I think some bandsaw manufacturers have a tension release lever on their saws strictly for the benefit of the rubber tires.  Since half of the tire is compressed by the blade, and the other half is not when the saw is not used,  it is theoretically possible for the tires to take a set.  Then when the saw is started there could be a bump or vibration in the blade due to the tires.  Everyone wants a smooth running blade.  So these saw manufacturers tell their potential customers about this wonderful advantage their saw has.  Is this a real or a perceived advantage?  Probably depends on what kind of rubber tires the saw uses.  On my first homemade bandsaw I used bicycle inner tubes for the rubber.  Now I use the best urethane tires sold and when I forget to release the tension I cannot tell if there is any difference in smoothness or vibration.


----------



## sycle1 (Oct 16, 2020)

Thats the First I have heard about releiving the tension on band saw blades.
And just like that there is another thing I do wrong.
The oops list is getting longer.


----------



## NC Rick (Oct 16, 2020)

I purchased that same model Grizzly GO640x saw a few years back which I am quite happy with.  My smaller Delta horizontal saw has never had the tension released.  The grizzly asks for quite the procedure to tighten the blade and I have  gotten into a habit of always letting off the tension when I shut down the inverter.  I figured with the urethane tires, it had to be an okay idea.  The lever and tension adjuster are seperate and when released it is posible to start the saw and the blade won't really run, it sorta skates (yep, I test this "feature" occasionally). This is the first saw I had with elastomer tires and there is a lot of tension it haven't really been an inconvenience so I'll keep it up. When I forget, I'll not worry over it after reading here.


----------



## CFreeborn (Jan 15, 2021)

I've been doing it wrong too... for 30 plus years I guess...  That said the purists say yes- release tension. Iturra Design make / makes a clever quick release gizmo, but it's only for the Delta 14" models. I've got one of his blade tension gauges, but by the time I reach the recommended tension on my Italian (MiniMax) 18" I've bottomed out the spring and the frame of the saw is flexing. That's with 3/4" resawing blades which is what I primarily use that saw for. 
All of that said I have broken blades, but not after getting a whole lot of use out of them, some even having been sharpened once or twice. So, no, I don't bother...

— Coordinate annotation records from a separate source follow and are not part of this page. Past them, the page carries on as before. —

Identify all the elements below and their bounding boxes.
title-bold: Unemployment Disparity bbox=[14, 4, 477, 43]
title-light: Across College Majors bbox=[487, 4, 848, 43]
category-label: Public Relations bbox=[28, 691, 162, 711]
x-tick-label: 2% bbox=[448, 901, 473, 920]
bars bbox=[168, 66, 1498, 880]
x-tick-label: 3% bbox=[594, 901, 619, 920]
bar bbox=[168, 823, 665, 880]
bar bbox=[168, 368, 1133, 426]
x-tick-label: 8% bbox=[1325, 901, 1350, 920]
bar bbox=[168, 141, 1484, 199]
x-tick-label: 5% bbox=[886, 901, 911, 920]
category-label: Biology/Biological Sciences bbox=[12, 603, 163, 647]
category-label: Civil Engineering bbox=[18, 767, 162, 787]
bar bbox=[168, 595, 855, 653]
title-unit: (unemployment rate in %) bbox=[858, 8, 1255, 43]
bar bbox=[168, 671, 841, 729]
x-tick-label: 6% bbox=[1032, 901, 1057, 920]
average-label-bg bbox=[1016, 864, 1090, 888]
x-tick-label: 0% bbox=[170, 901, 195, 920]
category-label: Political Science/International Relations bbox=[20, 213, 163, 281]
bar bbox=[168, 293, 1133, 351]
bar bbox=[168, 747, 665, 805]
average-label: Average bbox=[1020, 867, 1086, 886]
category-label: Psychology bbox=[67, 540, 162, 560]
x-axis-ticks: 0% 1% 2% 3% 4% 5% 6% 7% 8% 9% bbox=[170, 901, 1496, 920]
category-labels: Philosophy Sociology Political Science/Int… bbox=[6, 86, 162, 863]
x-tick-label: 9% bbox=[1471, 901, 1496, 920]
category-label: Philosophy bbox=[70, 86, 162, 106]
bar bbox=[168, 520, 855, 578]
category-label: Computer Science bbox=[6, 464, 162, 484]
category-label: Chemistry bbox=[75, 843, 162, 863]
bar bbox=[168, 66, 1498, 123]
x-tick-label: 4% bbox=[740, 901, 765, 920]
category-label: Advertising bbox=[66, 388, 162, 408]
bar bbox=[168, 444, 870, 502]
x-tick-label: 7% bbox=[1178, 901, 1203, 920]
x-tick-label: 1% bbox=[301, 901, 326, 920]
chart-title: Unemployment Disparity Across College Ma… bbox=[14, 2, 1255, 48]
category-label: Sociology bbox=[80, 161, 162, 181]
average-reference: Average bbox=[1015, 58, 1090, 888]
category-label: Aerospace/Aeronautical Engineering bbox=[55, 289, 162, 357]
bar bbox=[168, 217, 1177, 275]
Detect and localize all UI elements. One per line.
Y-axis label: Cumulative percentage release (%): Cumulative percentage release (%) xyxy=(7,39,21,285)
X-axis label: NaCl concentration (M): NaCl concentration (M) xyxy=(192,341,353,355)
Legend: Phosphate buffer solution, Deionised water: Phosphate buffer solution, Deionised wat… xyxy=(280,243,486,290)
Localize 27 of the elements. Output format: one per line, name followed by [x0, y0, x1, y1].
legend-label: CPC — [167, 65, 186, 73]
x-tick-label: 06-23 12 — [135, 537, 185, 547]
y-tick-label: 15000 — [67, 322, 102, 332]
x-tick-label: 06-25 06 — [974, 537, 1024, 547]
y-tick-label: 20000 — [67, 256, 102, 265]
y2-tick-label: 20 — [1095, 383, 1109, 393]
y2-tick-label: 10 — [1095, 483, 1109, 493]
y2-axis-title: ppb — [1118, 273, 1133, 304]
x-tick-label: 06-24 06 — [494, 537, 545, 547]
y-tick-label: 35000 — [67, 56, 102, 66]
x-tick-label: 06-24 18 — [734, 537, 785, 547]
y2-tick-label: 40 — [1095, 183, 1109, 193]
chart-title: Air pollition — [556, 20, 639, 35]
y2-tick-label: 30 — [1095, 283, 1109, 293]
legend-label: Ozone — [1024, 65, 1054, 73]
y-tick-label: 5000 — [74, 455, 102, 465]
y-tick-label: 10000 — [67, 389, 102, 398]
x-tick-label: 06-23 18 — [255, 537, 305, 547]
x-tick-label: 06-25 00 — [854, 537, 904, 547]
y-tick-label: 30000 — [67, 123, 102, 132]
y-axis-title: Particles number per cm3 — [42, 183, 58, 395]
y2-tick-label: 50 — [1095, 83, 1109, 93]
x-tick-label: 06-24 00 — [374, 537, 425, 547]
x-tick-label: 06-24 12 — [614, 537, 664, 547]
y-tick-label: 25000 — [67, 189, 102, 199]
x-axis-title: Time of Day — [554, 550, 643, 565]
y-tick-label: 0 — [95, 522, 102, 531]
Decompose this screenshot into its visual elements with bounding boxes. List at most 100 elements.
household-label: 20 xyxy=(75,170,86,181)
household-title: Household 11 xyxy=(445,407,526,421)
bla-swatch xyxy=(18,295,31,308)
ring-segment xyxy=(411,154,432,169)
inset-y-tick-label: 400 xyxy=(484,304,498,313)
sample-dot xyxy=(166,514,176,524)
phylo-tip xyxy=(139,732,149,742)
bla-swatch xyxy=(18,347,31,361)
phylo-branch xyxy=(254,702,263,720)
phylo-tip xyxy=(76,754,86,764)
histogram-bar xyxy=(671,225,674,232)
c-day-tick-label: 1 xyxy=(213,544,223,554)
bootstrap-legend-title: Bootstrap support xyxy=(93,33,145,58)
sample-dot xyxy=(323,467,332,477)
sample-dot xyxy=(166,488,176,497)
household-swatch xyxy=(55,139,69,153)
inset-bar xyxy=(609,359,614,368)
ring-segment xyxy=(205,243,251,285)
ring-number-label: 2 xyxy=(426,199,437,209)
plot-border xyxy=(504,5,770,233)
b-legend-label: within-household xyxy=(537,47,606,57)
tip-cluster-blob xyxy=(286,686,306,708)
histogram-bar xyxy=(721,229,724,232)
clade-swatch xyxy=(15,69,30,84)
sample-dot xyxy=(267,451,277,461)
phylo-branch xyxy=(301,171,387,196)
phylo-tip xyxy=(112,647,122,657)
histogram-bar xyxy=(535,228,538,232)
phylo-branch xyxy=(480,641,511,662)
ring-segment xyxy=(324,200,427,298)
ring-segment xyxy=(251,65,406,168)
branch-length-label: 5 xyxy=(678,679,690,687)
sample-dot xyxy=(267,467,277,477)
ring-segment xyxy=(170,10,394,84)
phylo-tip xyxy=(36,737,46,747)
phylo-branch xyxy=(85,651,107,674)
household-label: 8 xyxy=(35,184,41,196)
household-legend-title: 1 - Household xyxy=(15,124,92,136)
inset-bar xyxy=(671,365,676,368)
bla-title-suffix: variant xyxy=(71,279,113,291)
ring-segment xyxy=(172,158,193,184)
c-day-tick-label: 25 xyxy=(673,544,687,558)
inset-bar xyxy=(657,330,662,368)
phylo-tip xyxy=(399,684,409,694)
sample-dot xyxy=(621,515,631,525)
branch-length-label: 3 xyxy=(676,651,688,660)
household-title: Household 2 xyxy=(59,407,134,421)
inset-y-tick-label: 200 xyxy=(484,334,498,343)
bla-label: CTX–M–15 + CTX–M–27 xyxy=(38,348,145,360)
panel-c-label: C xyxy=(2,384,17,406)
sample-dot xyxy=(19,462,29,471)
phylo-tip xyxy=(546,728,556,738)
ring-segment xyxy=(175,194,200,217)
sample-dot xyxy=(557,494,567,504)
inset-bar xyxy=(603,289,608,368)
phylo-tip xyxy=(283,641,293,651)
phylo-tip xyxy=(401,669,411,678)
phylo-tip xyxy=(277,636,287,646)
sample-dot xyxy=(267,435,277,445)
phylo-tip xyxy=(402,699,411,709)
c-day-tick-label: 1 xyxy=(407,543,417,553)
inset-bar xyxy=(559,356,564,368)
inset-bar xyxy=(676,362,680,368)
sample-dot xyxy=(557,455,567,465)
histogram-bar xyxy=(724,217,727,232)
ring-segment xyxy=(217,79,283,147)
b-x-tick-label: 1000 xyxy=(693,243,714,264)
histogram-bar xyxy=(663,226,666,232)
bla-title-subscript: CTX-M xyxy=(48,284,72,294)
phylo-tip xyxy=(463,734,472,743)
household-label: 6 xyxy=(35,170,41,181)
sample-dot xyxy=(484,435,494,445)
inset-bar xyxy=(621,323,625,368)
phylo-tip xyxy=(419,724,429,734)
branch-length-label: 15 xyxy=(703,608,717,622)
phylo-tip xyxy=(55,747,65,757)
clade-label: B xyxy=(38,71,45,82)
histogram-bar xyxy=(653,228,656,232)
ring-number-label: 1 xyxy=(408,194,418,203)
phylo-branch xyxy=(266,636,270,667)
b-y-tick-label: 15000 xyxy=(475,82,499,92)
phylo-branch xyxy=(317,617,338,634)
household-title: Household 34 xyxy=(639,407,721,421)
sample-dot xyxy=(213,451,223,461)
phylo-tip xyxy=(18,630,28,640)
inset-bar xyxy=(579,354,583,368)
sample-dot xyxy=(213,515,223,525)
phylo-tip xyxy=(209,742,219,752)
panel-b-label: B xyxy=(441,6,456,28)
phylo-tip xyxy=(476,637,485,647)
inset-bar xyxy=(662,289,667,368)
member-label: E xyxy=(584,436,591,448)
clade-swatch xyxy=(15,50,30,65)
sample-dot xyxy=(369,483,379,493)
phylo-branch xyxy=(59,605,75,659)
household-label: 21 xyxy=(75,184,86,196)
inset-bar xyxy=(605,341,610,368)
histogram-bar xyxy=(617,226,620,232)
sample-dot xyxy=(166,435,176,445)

BTW, if you can get one of the Iturra catalogs there's a wealth of information in it about bandsaws.


----------



## rogerl (Jan 15, 2021)

Below is a link to a band saw blade tension device that is quick and easy to use. 









						Quick Release®
					

Instantly relieve tension to prevent damage to the tire and prolong the life of the blade and saw.




					carterproducts.com
				





 Roger L


----------



## DeanB (Jan 15, 2021)

Timberwolf that specializes in wood cutting and resawing blades recommends releasing the tension when not in use.


----------



## CFreeborn (Jan 15, 2021)

rogerl said:


> Below is a link to a band saw blade tension device that is quick and easy to use.
> 
> 
> 
> ...


Like I said, for 14" saws....


----------